Как видим, императорские вопросы становятся почти что частью придворного этикета, если не реального, то во всяком случае литературного. В научном трактате, написанном при дворе, следует постараться увидеть этот литературный этикет. Михаила Скота нельзя считать особым новатором в том, что он стимулирует любознательность государя. Скорее всего, он следует хорошо ему знакомой псевдоаристотелевской «Тайной тайных»: «Королю следует уважать знатоков законов, почитать священников, превозносить ученых, общаться с ними, выдвигать сложные вопросы, расспрашивать честным образом, скромно отвечать, самых ученых и благородных почитать особо, согласно статусу каждого»[159]. Но и банальным его призыв не назовешь, потому что далеко не все интеллектуалы и проповедники в те годы считали занятия наукой достойным делом государя, от которого ждали, напомню, мира и правосудия, а не философии. Не следует забывать, что сознательный клир считал образование и науку в целом своей прерогативой, оберегал ее так же ревниво, как сегодня соответствующие министерства.

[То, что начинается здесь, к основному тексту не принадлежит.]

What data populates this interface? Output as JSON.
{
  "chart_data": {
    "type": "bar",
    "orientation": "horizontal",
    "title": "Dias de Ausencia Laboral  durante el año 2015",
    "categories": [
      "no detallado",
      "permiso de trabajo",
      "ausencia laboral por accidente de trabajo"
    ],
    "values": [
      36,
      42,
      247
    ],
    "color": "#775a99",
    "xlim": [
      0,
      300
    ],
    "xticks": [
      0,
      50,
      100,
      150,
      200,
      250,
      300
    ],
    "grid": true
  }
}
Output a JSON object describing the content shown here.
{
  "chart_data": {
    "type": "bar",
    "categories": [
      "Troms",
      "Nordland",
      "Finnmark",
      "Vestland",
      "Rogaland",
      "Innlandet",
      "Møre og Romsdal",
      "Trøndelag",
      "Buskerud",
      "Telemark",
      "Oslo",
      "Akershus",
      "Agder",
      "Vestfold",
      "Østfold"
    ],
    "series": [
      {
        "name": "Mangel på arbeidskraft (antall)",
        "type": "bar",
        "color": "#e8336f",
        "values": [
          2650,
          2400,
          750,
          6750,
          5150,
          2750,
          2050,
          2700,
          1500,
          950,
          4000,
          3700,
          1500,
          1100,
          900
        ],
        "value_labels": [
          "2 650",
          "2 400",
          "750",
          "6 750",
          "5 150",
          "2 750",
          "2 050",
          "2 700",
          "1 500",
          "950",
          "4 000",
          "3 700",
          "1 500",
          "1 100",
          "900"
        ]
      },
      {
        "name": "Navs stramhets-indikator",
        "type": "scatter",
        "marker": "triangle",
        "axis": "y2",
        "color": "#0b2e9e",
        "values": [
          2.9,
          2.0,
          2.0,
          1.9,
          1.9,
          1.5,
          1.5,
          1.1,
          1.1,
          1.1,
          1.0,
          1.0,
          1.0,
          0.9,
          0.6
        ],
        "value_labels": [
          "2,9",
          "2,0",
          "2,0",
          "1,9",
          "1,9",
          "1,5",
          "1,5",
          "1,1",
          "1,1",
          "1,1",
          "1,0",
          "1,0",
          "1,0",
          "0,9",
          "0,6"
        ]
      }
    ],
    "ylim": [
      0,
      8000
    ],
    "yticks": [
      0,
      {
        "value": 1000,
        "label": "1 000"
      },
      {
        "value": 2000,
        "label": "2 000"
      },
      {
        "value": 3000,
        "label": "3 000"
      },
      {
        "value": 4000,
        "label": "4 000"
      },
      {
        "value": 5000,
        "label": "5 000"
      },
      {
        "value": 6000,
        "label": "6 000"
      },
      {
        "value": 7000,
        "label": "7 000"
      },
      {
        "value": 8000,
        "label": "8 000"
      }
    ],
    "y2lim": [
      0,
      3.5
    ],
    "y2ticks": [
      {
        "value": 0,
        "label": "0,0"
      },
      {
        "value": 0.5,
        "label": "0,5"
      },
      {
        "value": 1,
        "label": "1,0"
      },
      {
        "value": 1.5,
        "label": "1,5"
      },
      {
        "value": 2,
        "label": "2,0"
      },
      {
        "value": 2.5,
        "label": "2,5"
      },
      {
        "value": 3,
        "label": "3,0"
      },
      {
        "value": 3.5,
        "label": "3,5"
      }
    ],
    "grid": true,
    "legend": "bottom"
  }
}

Безусловно, Михаил Скот присоединился к Фридриху II потому, что этот монарх во многом соответствовал той модели просвещенного государя, в которой так нуждались европейские интеллектуалы со времен Иоанна Солсберийского, писавшего в середине XII века, что «необразованный король подобен коронованному ослу»[160]. Однако Михаил и сам создает образ своего монарха, он подсказывает ему вопросы, подобающие императору. Что в них — его личный интерес, а что — дань литературным, идеологическим канонам, отразившимся и в сознании Михаила Скота, и в сознании Фридриха II?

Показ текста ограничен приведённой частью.